Multiqueue IFB

digging around here https://patchwork.ozlabs.org/project/netdev/patch/1436213128.4571.14.camel@edumazet-glaptop2.roam.corp.google.com/

  1. Is this possible with OpenWRT?
  2. Would it be beneficial(cake ingress)?

no it's probably not beneficial. If I understand, this is really mostly about handling 10GigE interfaces etc using multiple cores.

Cake needs to see all the packets and is single-threaded anyway.

It wouldn't hurt if you weren't doing QoS but then if you're not doing QoS you probably aren't using an IFB either...

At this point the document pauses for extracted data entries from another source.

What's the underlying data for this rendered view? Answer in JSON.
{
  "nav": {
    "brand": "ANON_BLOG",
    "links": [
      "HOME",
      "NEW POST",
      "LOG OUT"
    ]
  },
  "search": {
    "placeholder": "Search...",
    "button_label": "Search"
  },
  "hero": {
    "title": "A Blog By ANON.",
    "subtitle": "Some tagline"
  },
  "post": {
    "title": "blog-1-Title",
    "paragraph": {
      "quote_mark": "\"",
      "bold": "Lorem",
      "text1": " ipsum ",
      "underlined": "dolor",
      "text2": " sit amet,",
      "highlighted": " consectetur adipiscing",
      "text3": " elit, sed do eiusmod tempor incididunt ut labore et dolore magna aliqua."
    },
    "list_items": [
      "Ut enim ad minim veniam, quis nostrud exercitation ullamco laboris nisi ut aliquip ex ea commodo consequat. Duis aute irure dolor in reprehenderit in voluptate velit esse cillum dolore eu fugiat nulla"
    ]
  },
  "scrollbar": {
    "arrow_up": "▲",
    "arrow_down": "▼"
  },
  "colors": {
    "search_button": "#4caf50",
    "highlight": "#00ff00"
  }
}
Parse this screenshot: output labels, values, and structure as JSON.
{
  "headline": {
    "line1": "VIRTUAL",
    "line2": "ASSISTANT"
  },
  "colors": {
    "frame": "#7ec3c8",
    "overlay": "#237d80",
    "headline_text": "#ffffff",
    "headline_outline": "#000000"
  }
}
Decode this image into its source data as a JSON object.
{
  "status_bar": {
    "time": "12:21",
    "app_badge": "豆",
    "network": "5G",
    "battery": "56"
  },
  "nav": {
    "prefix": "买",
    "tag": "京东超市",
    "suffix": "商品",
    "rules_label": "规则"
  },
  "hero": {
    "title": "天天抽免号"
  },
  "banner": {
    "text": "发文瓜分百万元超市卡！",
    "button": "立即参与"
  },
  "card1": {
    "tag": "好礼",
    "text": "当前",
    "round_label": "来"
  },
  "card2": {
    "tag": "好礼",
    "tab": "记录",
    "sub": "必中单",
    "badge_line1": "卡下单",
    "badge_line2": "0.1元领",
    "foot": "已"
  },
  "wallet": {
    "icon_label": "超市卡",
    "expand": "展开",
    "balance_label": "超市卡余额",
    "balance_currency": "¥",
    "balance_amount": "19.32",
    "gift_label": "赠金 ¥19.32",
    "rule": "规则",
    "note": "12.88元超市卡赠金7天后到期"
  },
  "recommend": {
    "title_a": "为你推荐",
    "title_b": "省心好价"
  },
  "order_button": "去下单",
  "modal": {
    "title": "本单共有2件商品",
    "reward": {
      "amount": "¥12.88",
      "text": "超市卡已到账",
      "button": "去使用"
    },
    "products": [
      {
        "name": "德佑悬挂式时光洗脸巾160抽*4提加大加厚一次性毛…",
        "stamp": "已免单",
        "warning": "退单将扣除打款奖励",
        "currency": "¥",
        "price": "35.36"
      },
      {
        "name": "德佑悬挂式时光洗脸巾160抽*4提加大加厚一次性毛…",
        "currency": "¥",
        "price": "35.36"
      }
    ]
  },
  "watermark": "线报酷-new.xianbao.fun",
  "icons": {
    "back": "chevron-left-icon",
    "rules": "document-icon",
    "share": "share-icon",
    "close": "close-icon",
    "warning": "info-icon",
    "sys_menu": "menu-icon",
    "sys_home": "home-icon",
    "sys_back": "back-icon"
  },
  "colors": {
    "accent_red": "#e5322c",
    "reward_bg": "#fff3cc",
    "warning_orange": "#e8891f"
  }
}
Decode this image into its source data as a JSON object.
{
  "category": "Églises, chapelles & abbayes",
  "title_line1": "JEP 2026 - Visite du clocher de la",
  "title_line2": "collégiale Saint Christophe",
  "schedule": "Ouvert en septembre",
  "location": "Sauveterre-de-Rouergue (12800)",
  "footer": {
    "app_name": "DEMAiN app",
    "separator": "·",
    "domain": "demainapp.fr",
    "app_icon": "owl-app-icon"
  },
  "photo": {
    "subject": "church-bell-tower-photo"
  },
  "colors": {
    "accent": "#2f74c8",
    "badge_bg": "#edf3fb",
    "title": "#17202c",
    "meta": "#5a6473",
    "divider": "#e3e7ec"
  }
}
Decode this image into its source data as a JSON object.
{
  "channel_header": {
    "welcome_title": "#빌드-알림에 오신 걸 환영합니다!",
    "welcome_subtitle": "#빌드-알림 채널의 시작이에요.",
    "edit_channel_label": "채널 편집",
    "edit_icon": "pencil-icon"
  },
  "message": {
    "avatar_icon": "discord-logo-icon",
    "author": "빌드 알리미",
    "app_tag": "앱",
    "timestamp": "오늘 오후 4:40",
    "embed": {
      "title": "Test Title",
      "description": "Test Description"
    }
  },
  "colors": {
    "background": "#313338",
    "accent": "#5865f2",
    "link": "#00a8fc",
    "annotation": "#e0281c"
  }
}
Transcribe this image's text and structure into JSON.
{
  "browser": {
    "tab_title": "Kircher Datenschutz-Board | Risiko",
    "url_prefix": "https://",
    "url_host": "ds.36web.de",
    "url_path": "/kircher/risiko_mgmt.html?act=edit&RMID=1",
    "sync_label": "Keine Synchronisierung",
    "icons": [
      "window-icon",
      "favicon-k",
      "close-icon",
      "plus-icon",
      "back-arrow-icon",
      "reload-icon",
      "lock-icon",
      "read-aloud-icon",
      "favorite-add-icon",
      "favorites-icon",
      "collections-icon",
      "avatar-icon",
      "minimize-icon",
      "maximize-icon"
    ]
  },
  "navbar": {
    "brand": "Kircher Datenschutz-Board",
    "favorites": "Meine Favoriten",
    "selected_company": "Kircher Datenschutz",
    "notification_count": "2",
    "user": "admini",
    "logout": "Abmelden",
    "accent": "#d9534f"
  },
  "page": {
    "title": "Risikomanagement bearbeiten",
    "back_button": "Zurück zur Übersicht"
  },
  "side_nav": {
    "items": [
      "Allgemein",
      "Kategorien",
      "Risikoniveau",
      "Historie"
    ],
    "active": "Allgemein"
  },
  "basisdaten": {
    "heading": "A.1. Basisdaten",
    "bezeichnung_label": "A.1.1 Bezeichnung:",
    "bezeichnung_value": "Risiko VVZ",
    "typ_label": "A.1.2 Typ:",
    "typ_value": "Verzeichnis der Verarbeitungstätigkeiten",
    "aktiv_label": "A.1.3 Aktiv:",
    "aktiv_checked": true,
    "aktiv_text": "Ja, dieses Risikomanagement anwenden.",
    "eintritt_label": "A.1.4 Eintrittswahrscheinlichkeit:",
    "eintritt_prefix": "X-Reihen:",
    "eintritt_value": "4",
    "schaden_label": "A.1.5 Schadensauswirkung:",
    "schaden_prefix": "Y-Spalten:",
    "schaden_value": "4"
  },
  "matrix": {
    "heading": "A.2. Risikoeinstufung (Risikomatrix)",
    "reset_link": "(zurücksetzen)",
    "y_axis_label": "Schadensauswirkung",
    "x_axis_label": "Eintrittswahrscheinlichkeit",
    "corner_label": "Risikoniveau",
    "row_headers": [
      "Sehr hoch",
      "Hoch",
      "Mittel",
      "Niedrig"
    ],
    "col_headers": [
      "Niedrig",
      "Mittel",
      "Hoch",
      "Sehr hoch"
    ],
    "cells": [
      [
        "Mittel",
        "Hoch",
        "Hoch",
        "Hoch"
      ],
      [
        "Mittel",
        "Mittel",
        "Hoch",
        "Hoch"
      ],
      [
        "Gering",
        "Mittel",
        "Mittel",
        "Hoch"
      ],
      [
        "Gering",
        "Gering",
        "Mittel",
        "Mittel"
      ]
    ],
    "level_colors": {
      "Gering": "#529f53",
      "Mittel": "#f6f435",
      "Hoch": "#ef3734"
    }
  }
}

Maybe that's something for the suggestion box lol

I'm now using a QOTOM x86_64 device j1900 Celeron Quad Core...

I've tried moving around the rx/tx queues to different core but still managing to peg at ~90% with sqm.

Yep, the j1900 gets just about to 1Gbps with shaping before it saturates the shaper. Through the magic of moore's law the RPi4 is something like twice as fast and only uses 50% of one core shaping a gig.

Wow. That's pretty nice for an arm processor. I wouldn't expect that kind of performance.

Here's a pieced script I use currently to pin irq's and some other settings.

#!/bin/ash

  for n in $(cat /proc/interrupts | awk '/eth1/ { print $1}' | tr -d \:)
    do echo 2 > /proc/irq/$n/smp_affinity
  for n in $(cat /proc/interrupts | awk '/eth2/ { print $1}' | tr -d \:)
    do echo 4 > /proc/irq/$n/smp_affinity
  for n in $(cat /proc/interrupts | awk '/eth3/ { print $1}' | tr -d \:)
    do echo 8 > /proc/irq/$n/smp_affinity
  for f in /sys/class/net/*/queues/*/byte_queue_limits/
    do echo 6056 > $f/limit_max
  for c in /sys/devices/system/cpu/cpu*/cpufreq/scaling_governor
    do echo performance > $c
 done
  done
    done
      done
        done
exit 0

ALl Offloads are disabled, no wifi built in. I'm using cake/piece of cake. There's got to be more tweaking to bring the cpu usage down. I'm only at 50/10 vdsl2.

Something is very wrong if your j1900 can't shape that with ~10% of one core

It does shape BUT cpu3 spikes to ~90% even with my tweaks. I'll post some default and after screenshots tomorrow. Normally everything is pinned to cpu0 and 3 cores are maxing out. After my tweaks, only 1 core is red in htop loads are spread out albeit not as evenly as I hoped for.

Current settings with 20-smp left enabled.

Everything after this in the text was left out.